Var nickte und dachte an das, was zwischen ihm und der Frau des Herrn geschehen war. »Ich habe ein Geheimnis für dich. Komm mit.« Ohne weitere Frage oder Erklärung führte der Namenlose ihn fort von dem Bau und ließ die Tür sich drehen. Var warf einen Blick zurück auf den funkelnden durchsichtigen Zylinder, der die Herberge und ihre geheimnisvollen Mechanismen krönte. Dann drehte er sich rasch um und folgte dem Herrn.

Sie marschierten eine Meile weit, vorüber an Kriegern und deren Familien, die ihren verschiedenen Beschäftigungen nachgingen – Waffenübungen, Ausbessern von Kleidung, Ausnehmen von Wild –, und tauschten unverbindliche Grüße aus. Der Herr hatte es nicht eilig. »Manchmal gerät ein Mensch in eine nicht selbst verschuldete oder gewählte Lage«, sagte er, »und er muß Schweigen bewahren, auch wenn ihm nach Reden zumute wäre. Die anderen halten ihn deshalb vielleicht für feige.
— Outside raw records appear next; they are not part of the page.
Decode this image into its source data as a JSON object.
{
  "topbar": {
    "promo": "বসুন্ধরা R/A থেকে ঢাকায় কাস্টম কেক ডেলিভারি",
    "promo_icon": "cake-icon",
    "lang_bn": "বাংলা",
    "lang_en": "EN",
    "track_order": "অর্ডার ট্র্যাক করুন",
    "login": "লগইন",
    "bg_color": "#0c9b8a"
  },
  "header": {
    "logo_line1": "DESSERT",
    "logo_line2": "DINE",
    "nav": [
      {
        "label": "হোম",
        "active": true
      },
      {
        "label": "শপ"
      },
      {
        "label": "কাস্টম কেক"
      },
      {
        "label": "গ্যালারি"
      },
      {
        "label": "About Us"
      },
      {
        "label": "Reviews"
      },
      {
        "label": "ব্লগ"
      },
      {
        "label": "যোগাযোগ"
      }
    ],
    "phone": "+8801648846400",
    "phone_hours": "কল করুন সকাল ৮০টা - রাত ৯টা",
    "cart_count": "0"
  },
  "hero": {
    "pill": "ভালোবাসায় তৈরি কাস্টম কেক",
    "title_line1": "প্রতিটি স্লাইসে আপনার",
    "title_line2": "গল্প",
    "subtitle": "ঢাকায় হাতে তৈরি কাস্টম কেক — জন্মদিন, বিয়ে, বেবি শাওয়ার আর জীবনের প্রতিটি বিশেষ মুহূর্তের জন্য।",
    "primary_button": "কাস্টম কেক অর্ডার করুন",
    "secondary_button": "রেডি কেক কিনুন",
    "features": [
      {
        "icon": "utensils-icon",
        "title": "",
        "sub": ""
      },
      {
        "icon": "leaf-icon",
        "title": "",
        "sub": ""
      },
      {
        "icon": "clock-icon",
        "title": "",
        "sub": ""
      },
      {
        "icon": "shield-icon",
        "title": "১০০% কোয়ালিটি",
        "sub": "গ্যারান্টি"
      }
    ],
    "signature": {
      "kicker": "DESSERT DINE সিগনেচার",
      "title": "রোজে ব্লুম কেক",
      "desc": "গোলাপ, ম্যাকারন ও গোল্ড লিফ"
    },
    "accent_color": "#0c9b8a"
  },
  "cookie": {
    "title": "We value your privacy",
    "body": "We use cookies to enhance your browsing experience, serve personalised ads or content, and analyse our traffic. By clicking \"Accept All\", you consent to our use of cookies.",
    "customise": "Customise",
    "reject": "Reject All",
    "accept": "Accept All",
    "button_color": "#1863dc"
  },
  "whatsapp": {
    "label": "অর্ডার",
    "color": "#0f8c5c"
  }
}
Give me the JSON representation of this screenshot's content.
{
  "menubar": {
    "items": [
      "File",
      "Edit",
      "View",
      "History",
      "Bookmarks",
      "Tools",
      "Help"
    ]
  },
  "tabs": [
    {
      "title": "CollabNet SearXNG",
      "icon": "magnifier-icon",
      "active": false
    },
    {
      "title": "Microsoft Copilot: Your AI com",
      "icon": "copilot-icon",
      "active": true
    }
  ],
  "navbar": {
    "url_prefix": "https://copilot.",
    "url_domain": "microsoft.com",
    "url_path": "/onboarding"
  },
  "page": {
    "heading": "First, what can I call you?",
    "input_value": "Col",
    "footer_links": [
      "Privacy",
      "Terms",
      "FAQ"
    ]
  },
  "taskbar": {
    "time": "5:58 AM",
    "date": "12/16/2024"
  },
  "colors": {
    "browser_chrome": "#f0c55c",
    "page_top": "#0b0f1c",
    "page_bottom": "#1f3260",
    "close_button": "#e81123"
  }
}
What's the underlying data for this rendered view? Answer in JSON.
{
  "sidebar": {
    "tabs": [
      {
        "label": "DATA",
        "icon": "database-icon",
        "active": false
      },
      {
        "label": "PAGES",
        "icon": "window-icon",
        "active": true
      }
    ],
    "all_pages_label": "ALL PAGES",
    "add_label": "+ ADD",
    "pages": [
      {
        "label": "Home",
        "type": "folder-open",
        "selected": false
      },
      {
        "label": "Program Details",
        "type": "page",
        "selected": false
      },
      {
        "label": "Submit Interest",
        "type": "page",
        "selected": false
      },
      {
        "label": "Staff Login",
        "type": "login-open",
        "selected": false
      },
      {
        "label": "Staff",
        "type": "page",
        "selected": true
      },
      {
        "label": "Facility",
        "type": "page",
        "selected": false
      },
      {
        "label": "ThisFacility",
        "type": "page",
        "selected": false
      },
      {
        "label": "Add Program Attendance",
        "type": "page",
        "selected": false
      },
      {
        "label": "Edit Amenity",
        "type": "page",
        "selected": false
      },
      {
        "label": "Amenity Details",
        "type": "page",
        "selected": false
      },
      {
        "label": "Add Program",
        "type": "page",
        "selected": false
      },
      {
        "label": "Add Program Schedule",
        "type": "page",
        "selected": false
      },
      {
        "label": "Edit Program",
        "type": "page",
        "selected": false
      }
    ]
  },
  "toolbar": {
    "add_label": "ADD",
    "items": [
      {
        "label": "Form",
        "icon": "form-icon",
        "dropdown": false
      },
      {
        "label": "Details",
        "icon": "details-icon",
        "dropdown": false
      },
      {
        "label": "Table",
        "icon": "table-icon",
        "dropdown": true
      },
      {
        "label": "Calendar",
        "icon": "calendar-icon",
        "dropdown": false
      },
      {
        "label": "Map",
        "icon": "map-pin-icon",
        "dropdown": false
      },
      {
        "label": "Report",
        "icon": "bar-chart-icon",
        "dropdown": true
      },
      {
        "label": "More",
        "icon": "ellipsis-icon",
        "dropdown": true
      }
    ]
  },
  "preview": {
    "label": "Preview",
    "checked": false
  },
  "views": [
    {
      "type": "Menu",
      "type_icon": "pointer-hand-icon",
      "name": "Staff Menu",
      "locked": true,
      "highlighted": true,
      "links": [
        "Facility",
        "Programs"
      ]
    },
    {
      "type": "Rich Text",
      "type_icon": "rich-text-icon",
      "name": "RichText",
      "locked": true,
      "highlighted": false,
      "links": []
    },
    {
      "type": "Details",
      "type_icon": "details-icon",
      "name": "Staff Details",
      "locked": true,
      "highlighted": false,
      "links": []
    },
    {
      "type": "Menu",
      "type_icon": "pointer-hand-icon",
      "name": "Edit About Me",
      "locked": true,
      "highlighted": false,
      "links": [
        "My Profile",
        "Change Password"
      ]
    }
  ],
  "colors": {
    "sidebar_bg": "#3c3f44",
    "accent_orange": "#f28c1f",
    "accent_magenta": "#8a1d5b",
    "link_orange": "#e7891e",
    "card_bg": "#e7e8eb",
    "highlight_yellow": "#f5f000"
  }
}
Aber es gibt einen Mut, der anders ist als der im Ring geforderte.«

Var merkte, daß sein Freund ihm etwas Wichtiges sagte und daß das Geheimnis, das er ihm anvertrauen wollte, wichtig für sein ganzes Leben sein würde wie das Geheimnis Solas für seine Männlichkeit. Seltsame Dinge schienen sich vorzubereiten. Die Lage begann sich für ihn im Gegensatz zu früher völlig zu ändern.

Als sie außer Sicht- und Hörweite der anderen waren, verließ der Herr den ausgetretenen Pfad und fing zu laufen an. Gewichtig trabte er dahin, so daß der Boden erbebte, und sein Atem geräuschvoll keuchte, doch er lief sicheren Schrittes. Var lief mit, viel leichter und sehr neugierig. Er wußte wohl, daß der Herr ruhelos war – aber wohin führte er ihn jetzt?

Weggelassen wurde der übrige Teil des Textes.